The project is a collaboration between the Anchorage Museum and the Alaska SeaLife Center in Seward, a private, non-profit marine science facility.

The team sailed out of Seward on June 7, aboard the research vessel R/V Norseman to study the global marine debris crisis as it affects the southwest Alaska coast.

Headed 450 nautical miles west from Resurrection Bay along the Kenai Peninsula coast, they will cross the Kennedy Entrance channel to Shuyak and Afognak islands.

The expedition includes representatives from the Smithsonian Institution, National Oceanic and Atmospheric Administration, National Geographic, Alaska Marine Stewardship Foundation, Anchorage Museum and Ocean Conservancy.

Howard Ferren of the Alaska SeaLife Center is heading the 1,000 mile long expedition.

The expedition’s lead scientist, Dr. Safina, is a professor in the Journalism Program at Stony Brook University in New York, the founding president of Blue Ocean Institute and host of the PBS series “Saving the Ocean.”

Safina, Longobardi
Artist Pam Longobardi, left, scientist John Maniscalco, rear, and scientist Carl Safina on a Gyre planning trip in Resurrection Bay, Alaska, 2011. (Photo by Kip Evans / Blue Ocean Institute)

“I am hugely looking forward to a trip-of-a-lifetime to some of the planet’s best remaining places with some of the planet’s most committed people. It’s such an honor,” said Safina. “On the other hand, how sad it is that garbage and debris are what is calling us to wild shores, that massive windrows of trash are the new sirens.”

Everyone is excited – National Geographic will be doing a feature on the expedition this fall, artist and expedition member Pam Longobardi blogged on Sunday. [Link to her blog: http://driftersproject.net/2013/06/gyre-expedition-updates-and-gallery/]

As they go the team will focus their attention on shoreline trash, and they’re finding plenty of that. Longobardi has seen more styrofoam balls and sponge-foam miniature sports balls – soccer, basketball and volleyballs – than any other type of trash on Alaska beaches.

“No matter how overwhelming the sheer volume of plastic is, I can’t leave a beach without collecting and carrying out as much of it as I physically can,” blogged Longobardi. “What one person can remove is just a drop in the ocean, but every piece we take is one less piece that will end up in a bird, a turtle or smashed to smithereens of microplastic.”

“I am particularly interested in the black plastic: it more symbolically represents the dark nature of plastic,” she wrote. “I am imagining an artwork that juxtaposes a giant black form spewing forth the multicolored eye-candy of floats, nets, products.”

Phase two of the Gyre project culminates in a 7,500-square-foot “Gyre” art and science exhibition on view at the Anchorage Museum, scheduled for February 2014.

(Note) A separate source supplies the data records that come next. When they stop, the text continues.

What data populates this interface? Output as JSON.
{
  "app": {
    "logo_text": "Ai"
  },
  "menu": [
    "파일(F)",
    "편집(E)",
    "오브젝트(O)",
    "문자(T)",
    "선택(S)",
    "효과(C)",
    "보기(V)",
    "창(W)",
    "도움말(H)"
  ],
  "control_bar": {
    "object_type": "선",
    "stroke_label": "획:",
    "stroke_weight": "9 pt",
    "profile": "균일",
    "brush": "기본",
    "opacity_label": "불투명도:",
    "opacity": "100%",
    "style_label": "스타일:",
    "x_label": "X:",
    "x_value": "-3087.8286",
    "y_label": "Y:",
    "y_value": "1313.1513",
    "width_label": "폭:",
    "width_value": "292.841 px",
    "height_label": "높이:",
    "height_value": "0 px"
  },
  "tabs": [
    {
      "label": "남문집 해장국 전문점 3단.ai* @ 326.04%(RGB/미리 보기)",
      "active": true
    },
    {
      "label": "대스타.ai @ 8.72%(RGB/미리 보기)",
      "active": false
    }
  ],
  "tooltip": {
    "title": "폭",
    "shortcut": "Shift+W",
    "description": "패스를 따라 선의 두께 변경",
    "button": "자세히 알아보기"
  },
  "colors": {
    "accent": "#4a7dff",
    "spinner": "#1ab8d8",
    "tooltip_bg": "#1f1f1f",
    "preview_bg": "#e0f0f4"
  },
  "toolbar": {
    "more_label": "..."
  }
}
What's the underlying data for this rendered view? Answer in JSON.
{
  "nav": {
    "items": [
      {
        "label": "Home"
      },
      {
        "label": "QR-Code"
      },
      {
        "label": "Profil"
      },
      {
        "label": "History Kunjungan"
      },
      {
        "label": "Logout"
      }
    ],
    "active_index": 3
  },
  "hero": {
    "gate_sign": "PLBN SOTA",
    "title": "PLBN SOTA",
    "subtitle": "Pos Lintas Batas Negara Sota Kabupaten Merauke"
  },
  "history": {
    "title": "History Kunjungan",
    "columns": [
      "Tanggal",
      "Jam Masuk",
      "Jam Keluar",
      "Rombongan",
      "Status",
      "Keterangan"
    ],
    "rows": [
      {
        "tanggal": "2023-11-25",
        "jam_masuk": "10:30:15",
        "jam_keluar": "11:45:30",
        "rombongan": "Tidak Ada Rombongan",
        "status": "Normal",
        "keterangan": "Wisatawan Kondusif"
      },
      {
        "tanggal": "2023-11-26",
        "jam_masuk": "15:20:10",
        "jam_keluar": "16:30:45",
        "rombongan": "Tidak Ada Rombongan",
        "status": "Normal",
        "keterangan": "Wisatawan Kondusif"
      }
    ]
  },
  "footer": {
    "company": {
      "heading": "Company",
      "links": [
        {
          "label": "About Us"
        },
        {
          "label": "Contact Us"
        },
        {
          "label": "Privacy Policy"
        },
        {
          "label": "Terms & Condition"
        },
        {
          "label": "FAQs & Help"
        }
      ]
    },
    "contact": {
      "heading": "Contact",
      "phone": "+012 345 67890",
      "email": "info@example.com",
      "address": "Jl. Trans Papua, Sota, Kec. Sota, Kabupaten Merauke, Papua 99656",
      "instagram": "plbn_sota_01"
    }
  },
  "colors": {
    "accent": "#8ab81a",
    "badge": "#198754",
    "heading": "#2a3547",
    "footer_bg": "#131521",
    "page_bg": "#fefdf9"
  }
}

Following its Anchorage debut, the “Gyre” exhibition will be repackaged by the Smithsonian Institution for a tour of the continental U.S.

“The whole project is unusual,” said Safina on a video made by Blue Ocean Institute. “We’re not only in unusual times, we’re in unprecedented times. A generation ago this problem didn’t exist and had never existed before in the history of the planet.”

The Gyre expedition will end with an intensive cleanup of Hallo Bay in Alaska’s Katmai National Park, a remote area that has experienced an influx of debris from the March 2011 Japanese tsunami.